It's no exaggeration to say that nearly everything we use or interact with as a consumer these days is either intrinsically connected to the web in some way, can be connected to the same web on demand, or is in the research and development stages leading there. In business, this is doubly true, especially where a certain trio of acronyms are concerned, making a splash in industry literature and blogs: SaaS, PaaS, and IaaS.
Poised to become as much a part of your fulfillment operations as the walls of your warehouse, the cost of the infrastructure, software, and platforms that will be your link to the Internet of Things (IoT)—both initial set up and maintenance costs—must be factored into your bottom line for accurate fulfillment cost-benefit analysis.
Breaking Down Uses, Sizes and Intentions
In a nutshell, in terms of cost, IaaS (Infrastructure as a Service) demands more resources than PaaS (Platform as a Service), which in turn demands more than SaaS (Software as a Service). A simple analogy, similar to the one devised by Eric Naiburg of Inetu, provides a helpful illustration:
- SaaS is a car delivering a solution; without it people and items couldn't move. (Example: Gmail).
- PaaS is the road system that car drives on; without it, cars full of people and items couldn't go anywhere. (Example: Databases, Application Servers).
- IaaS is the ground that supports the road system and keeps it level; without it, roads couldn't be built and cars would have no purpose. (Example: Servers, Storage, VM Networks).
Some Examples of Services
Each of these aspects helps support and define the IoT by delivering data, offering resources and providing connectivity. Depending on the size, scope and needs of your particular business, you may use one or all of these approaches.
SaaS is the most familiar layer to nearly all businesses, and e-commerce, in particular, as a large portion of them use pre-made applications that information is simply plugged into. Consider consumer websites such as eBay, which gives users the power to offer an item for sale without needing to build a sales platform or infrastructure from scratch. Item specifics are pulled by an item name or url, a prompt is given to upload photographs or use a stock image, and even shipping is handled semi-automatically through pre-paid labels.
Specific SaaS applications such as the eBay mobile app and standalone listing manager software further underscore convenience and user-friendliness.
Alternately, PaaS gives users an initial support to build on. Wordpress, a blogging platform that is quickly becoming the PaaS-friendly site developer's go-to, is an excellent demonstration of this concept. Users can build a bare-bones blog using existing templates or incorporate their own coding and programming within the platform's parameters to create something wholly different, essentially unrecognizable as a Wordpress base product.
This site and technique has grown from one used by mostly small, independent businesses to one being actively embraced by some surprisingly large names like Forbes, The New York Times and UPS.
IaaS, on the other hand, focuses more on offering a true base of digital operations for businesses. Business giant Amazon is in the IaaS game, not as a consumer but as a provider through Amazon Web Services, which offers servers and data centers to its clients for a fee. Christine Burns of Network World notes that this is one of the most visible instances of IaaS offerings, even going so far as to call Amazon Web Services the "Gold Standard" in the industry.

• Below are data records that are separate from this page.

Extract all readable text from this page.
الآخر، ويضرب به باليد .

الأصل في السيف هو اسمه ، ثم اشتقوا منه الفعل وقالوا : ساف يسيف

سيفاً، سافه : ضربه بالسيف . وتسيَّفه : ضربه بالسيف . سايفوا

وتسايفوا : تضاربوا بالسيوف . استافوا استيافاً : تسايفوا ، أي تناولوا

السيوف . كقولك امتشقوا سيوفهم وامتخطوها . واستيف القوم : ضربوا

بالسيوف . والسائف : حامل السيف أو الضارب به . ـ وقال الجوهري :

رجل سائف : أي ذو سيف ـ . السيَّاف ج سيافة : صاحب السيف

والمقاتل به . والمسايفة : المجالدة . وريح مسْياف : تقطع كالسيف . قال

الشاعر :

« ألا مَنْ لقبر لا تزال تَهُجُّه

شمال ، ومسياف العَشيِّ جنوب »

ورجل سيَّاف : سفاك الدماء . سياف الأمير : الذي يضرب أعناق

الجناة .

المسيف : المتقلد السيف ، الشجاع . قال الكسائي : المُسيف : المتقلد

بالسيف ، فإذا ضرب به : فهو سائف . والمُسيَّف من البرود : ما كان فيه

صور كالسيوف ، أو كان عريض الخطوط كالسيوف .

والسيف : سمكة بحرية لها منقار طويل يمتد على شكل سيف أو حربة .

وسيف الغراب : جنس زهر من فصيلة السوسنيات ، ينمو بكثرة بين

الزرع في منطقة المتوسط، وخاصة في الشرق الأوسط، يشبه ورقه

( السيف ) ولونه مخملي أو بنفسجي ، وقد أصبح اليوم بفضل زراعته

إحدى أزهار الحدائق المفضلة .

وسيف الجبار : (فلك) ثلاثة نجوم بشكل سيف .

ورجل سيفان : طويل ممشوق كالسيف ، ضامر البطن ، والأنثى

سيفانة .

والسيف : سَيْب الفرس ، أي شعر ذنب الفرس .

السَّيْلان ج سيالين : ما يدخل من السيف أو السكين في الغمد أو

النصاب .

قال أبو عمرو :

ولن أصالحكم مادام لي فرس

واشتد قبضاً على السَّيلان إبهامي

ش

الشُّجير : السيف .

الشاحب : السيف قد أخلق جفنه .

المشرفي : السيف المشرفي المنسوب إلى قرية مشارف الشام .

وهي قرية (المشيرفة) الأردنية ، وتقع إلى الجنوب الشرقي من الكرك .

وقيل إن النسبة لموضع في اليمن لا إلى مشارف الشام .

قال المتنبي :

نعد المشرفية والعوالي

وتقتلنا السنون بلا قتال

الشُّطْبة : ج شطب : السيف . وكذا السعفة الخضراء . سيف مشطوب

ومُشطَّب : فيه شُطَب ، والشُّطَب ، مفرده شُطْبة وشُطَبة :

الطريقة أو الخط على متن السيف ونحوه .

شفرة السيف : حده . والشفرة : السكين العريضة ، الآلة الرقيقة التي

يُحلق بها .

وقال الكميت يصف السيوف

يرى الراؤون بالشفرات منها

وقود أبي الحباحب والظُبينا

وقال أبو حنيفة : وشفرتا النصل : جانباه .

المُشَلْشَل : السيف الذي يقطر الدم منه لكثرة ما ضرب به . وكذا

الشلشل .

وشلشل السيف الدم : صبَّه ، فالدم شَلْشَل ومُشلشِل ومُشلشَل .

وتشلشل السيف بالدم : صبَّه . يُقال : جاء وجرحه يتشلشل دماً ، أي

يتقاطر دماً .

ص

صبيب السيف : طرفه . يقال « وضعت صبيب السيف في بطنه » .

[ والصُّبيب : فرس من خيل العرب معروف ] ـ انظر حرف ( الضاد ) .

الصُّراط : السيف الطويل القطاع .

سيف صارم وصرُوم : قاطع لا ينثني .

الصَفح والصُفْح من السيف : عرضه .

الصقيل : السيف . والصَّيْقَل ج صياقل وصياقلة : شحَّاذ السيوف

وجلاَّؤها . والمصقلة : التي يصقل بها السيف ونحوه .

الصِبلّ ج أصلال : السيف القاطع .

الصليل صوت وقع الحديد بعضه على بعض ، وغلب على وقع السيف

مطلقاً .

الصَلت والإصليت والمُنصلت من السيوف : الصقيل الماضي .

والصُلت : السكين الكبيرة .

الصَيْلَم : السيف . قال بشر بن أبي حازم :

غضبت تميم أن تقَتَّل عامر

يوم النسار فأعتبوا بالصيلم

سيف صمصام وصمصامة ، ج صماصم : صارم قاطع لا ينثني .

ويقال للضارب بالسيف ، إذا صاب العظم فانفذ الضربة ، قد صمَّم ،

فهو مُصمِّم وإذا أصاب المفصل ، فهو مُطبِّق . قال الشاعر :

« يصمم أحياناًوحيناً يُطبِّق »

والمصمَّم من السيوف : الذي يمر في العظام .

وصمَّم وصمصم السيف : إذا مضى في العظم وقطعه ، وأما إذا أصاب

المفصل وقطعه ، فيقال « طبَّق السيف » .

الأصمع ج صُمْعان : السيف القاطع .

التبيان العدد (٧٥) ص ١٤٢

For businesses, farming out this type of resource to bigger names like Amazon helps drive down fulfillment costs by freeing up valuable office "real estate" and intra-company personnel that would normally be needed or hired to upkeep servers.
Each of these three services are intrinsically connected to one another, and each is necessary to keep the Internet of Things a viable and versatile resource. As consumers demand more items, these unique tools actually help pull fulfillment costs down in a sort of inverse relationship. Simply put, they help increase efficiency and allocate resources more intelligently—and that's something that will always help drive business, regardless of trends.